Moringa oleifera and Musa sapientum are ethno-medicinal plants, while 7,12-Dimethylbenz[a] anthracene is a carcinogen. This study evaluated anticancer potentials of MOF6 (extracted from Moringa oleifera leaves) and MSF1 (extracted from Musa sapientum suckers) in 7,12-Dimethylbenz[a]anthracene-induced mutagenesis in rats. Forty-five adult male rats were randomly divided into 9 groups (n = 5). Group 1 was Control. Groups 2 -6 received single intra-peritoneal administration of 15 mg/Kg bodyweight of Dimethylbenz[a]anthracene on Day 1. Groups 3 -6 were post-treated with 15 and 30 mg/Kg bodyweight MOF6 (Days 15 -56), 10 mg/Kg bodyweight MSF1 (Days 15-56) and Doxorubicin/Cisplatin-dose (Days 15 -29) respectively. Groups 7 -9 received only MOF6-doses and MSF1-dose respectively. Doses of 7,12-Dimethylbenz[a]anthracene and extracts were administered orally. Skin histo-pathology (Haematoxylin and Eosin), thiobarbituric acid assay of Malondialdehyde (in Liver homogenates), and ELISA concentrations of sera TNF alpha and Liver homogenates' p53 were evaluated. Data were statistically analyzed (p <= 0.05).
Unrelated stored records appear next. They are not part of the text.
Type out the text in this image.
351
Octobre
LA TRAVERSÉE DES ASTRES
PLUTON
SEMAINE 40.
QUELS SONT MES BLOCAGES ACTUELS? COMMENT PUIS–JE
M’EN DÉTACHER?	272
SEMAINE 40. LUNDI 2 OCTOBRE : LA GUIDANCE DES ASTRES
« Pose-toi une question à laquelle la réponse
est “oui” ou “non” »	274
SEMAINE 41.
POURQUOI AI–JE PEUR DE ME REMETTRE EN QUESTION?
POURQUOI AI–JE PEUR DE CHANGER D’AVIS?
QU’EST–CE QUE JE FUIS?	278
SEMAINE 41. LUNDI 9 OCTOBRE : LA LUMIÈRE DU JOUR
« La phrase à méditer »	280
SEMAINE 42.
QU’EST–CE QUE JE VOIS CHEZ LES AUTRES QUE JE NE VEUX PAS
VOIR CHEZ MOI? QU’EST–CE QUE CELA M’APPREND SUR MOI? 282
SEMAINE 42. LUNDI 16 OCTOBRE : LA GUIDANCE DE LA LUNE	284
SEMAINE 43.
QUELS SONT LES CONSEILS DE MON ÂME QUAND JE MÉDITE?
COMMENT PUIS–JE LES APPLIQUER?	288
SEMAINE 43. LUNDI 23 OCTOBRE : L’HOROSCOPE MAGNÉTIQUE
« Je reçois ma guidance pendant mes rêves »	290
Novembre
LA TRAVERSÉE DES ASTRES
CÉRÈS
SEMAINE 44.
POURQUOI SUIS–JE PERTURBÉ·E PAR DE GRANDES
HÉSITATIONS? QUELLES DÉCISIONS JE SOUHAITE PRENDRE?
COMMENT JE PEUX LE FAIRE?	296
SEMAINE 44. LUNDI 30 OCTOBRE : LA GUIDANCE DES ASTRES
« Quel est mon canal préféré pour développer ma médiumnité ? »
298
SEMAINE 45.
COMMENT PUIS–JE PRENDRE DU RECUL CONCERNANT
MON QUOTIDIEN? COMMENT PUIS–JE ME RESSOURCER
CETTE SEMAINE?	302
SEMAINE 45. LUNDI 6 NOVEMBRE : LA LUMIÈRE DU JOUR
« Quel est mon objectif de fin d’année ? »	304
Histopathological evaluations showed normal skin histology in Groups 1, 4, 8 and 9. Significant skin histo-alteration was observed in Group 2. Mild skin histo-alterations were observed in Groups 5 and 6. Statistical analyses showed decreased levels of TNF-alpha, Malondialdehyde and p53 in Groups 3 -9 compared with Group 2. Overall, MOF6 and MSF1 ameliorated 7,12-Dimethylbenz[a]anthracene-induced skin histo-pathology, inflammation, hepatic oxidative stress and mutagenesis.